Don’t worry. On the other side of this beautiful annihilation is a soulful illumination: A Three-eyed Raven. He has come to carry you to a terribly exquisite juxtaposition: the gloriously painful journey of self-overcoming.

Evolution of the Self

“Life is a process of becoming, a combination of states we have to go through. Where people fail is that they wish to elect a state and remain in it. This is a kind of death.” ~Anais Nin

At the fork of in the path, at the crossroads, where yesterday’s you meets today’s you in bardo-perfect juxtaposition, there is a psychosocial reckoning at hand. There is an existential decision to make: get busy adapting and overcoming, or get busy stagnating and succumbing. The cliché phrasing is ‘get busy living or get busy dying,’ but on the Path of the Three-eyed Raven there is room for dying (rebirth) as a steppingstone for growth toward living life more profoundly, adventurously, and on-purpose.

So here you are, in a state of in-between, unmolded clay. You’ve been rocked to your foundations with the realization that you are not your ego, that you’ve only ever been unmolded clay. You’re no longer that, and not yetthis. You’ve emerged from your ego’s death with your soul bloody from a thousand and one cutting questions. Your ego is now a pulsing blister inside you, oozing indifference and apathy even as it begins filling itself with interdependence and empathy. It leaps and bounds inside you, a terribly beautiful wound turned primordial womb that purges pettiness and superfluity even as it begins impregnating itself with the world.

Crow is satisfied, perched up high, licking his razor-sharp beak, filled to bursting with the rigid invulnerability of your ego bulging inside him. But the Three-eyed Raven is anything but satisfied. He sees the Infinite Game being played out. He sees how you are an integral catalyst for the progressive evolution of your species. He is a symbol for your ego’s rebirth. The most wide-awake aspect of you that invulnerably and soulfully flexes out; that individuates and self-actualizes as it perpetually overcomes the vicissitudes of self, and thus the vicissitudes of life.

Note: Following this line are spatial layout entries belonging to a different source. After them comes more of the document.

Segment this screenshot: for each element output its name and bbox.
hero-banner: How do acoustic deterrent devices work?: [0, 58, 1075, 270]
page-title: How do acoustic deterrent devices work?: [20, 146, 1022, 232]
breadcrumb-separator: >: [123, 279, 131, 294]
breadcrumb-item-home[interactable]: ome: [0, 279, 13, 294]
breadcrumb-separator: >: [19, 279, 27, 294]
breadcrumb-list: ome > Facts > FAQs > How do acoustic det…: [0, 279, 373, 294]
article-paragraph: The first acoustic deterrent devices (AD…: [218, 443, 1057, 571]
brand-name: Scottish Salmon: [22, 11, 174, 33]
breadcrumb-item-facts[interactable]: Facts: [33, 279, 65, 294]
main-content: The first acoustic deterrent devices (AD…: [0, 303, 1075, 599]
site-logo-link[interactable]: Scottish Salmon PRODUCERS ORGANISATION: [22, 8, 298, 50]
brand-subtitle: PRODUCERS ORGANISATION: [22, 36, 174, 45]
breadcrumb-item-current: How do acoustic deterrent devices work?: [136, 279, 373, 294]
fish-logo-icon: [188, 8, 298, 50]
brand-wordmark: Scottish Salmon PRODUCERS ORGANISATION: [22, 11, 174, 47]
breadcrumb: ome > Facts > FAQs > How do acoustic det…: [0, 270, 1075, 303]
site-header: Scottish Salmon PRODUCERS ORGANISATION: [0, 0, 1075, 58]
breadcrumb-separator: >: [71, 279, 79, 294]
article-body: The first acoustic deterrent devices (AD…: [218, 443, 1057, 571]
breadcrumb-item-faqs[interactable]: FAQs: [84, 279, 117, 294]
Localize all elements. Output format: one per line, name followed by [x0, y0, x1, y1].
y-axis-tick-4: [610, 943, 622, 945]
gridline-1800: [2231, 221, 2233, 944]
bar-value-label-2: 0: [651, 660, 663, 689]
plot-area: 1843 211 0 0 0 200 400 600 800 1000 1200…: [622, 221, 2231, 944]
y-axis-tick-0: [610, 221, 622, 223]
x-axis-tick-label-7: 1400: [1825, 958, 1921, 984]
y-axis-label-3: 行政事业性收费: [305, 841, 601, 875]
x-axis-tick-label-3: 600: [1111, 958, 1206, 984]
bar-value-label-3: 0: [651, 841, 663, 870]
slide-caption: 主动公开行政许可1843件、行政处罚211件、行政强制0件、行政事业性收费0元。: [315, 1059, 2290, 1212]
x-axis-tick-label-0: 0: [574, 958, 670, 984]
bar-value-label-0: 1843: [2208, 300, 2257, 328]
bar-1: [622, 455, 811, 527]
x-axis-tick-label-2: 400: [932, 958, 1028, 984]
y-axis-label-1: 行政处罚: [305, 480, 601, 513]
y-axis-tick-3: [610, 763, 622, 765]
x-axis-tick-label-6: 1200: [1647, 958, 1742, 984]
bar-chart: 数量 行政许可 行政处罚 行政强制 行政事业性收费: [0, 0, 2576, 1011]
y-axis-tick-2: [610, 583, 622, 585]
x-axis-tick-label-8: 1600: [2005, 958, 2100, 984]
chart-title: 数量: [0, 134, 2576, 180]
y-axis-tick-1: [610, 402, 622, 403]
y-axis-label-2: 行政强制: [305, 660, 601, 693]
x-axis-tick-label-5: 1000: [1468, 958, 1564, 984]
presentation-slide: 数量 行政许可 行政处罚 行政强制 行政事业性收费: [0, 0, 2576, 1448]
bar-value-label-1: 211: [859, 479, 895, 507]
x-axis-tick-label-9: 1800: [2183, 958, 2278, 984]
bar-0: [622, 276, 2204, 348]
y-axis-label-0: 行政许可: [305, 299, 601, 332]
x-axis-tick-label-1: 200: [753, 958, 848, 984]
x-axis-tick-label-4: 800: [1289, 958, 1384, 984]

With Crow’s medicine in one hand and your wide-awake ego in the other; with Crow on one shoulder and the Three-eyed Raven on the other, you are ready to self-overcome. You are ready to existentially crush out. You are ready to bridge the gap between man and overman.

Don’t be afraid of this vulnerable power, though it is both the scariest and most powerful thing in the universe, save for the power of a good sense of humor. Embrace it. Be fearless with it. Use it as a tool to leverage wonder and numinous experience into your life. Use it as medicine for a profoundly sick society. You –the you not drowning in ego pettiness and woe-is-me religious placation– are the one the world has been waiting for.